Antonia Hoyle admits to having a sense of humour failure
In this week's Grazia, writer Antonia Hoyle broke the ultimate taboo... and admitted that she has no sense of humour. Here, she explains why she wrote about her NSOH and asks, surely there's more to life than finding things funny?
My husband rolled his eyes. He was intent on watching an episode of Fresh Meat. But I wasn’t getting it. At all. Why was the posh bloke making him laugh? And at 35 shouldn’t we be past infantile student gags? “Why don’t you ever find anything funny?” he asked in exasperation.
That was when I decided to write about my lack of sense of humour. I’m all too aware this sounds funny in itself. But it’s true - anything that’s supposed to be amusing in film or television goes straight over my head.
It’s not only entertainment I don’t understand. I flounder when in the middle of “funny” conversations between friends and colleagues. I can’t contribute towards jokes because I’m terrified they’ll fall flat and I’ll make a fool out of myself. As a result I often feel excluded. Friends who have read my piece in this week's issue of Grazia tell me I’m funny but they are missing the point: they are laughing at me rather than with me.

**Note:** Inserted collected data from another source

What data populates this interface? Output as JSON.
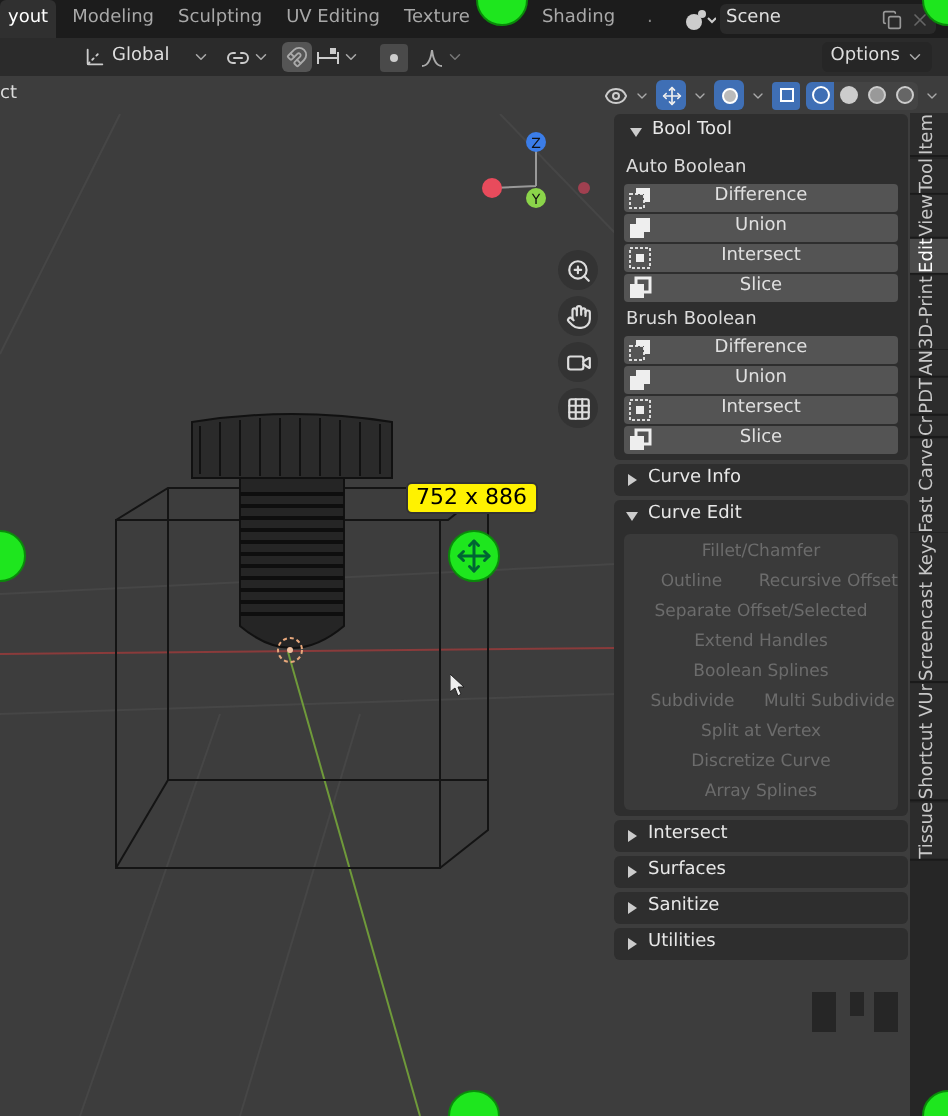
{
  "workspace_tabs": [
    {
      "label": "yout",
      "selected": true
    },
    {
      "label": "Modeling",
      "selected": false
    },
    {
      "label": "Sculpting",
      "selected": false
    },
    {
      "label": "UV Editing",
      "selected": false
    },
    {
      "label": "Texture",
      "selected": false
    },
    {
      "label": "Shading",
      "selected": false
    }
  ],
  "tabs_more": ".",
  "scene": {
    "value": "Scene"
  },
  "toolbar": {
    "orientation": "Global",
    "options": "Options",
    "snap_on": true,
    "proportional_on": true
  },
  "viewport_header": {
    "menu_fragment": "ct",
    "gizmo_on": true,
    "overlays_on": true
  },
  "gizmo": {
    "labels": [
      "Z",
      "Y"
    ]
  },
  "size_label": "752 x 886",
  "panel": {
    "title": "Bool Tool",
    "expanded": true,
    "groups": [
      {
        "title": "Auto Boolean",
        "buttons": [
          {
            "label": "Difference",
            "kind": "difference"
          },
          {
            "label": "Union",
            "kind": "union"
          },
          {
            "label": "Intersect",
            "kind": "intersect"
          },
          {
            "label": "Slice",
            "kind": "slice"
          }
        ]
      },
      {
        "title": "Brush Boolean",
        "buttons": [
          {
            "label": "Difference",
            "kind": "difference"
          },
          {
            "label": "Union",
            "kind": "union"
          },
          {
            "label": "Intersect",
            "kind": "intersect"
          },
          {
            "label": "Slice",
            "kind": "slice"
          }
        ]
      }
    ]
  },
  "subpanels": [
    {
      "title": "Curve Info",
      "expanded": false
    },
    {
      "title": "Curve Edit",
      "expanded": true,
      "disabled": true,
      "rows": [
        [
          "Fillet/Chamfer"
        ],
        [
          "Outline",
          "Recursive Offset"
        ],
        [
          "Separate Offset/Selected"
        ],
        [
          "Extend Handles"
        ],
        [
          "Boolean Splines"
        ],
        [
          "Subdivide",
          "Multi Subdivide"
        ],
        [
          "Split at Vertex"
        ],
        [
          "Discretize Curve"
        ],
        [
          "Array Splines"
        ]
      ]
    },
    {
      "title": "Intersect",
      "expanded": false
    },
    {
      "title": "Surfaces",
      "expanded": false
    },
    {
      "title": "Sanitize",
      "expanded": false
    },
    {
      "title": "Utilities",
      "expanded": false
    }
  ],
  "side_tabs": [
    {
      "label": "Item",
      "selected": false
    },
    {
      "label": "Tool",
      "selected": false
    },
    {
      "label": "View",
      "selected": false
    },
    {
      "label": "Edit",
      "selected": true
    },
    {
      "label": "3D-Print",
      "selected": false
    },
    {
      "label": "AN",
      "selected": false
    },
    {
      "label": "PDT",
      "selected": false
    },
    {
      "label": "Cr",
      "selected": false
    },
    {
      "label": "Fast Carve",
      "selected": false
    },
    {
      "label": "Screencast Keys",
      "selected": false
    },
    {
      "label": "Shortcut VUr",
      "selected": false
    },
    {
      "label": "Tissue",
      "selected": false
    }
  ]
}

It’s hardly surprising having NSOH affects my life. A recent survey of men ranked a sense of humour as the most important attribute a woman can have, and with the likes of Caitlin Moran et al on Twitter there’s more pressure on women of our generation to be funny than ever before.
And for all my social ineptitude, I don’t believe I’m the only one to suffer from sense of humour failure – I just think I’m one of the few honest enough to admit it. I hope that by writing about the issue I can reassure others who have felt the same that there is more to life than finding things funny.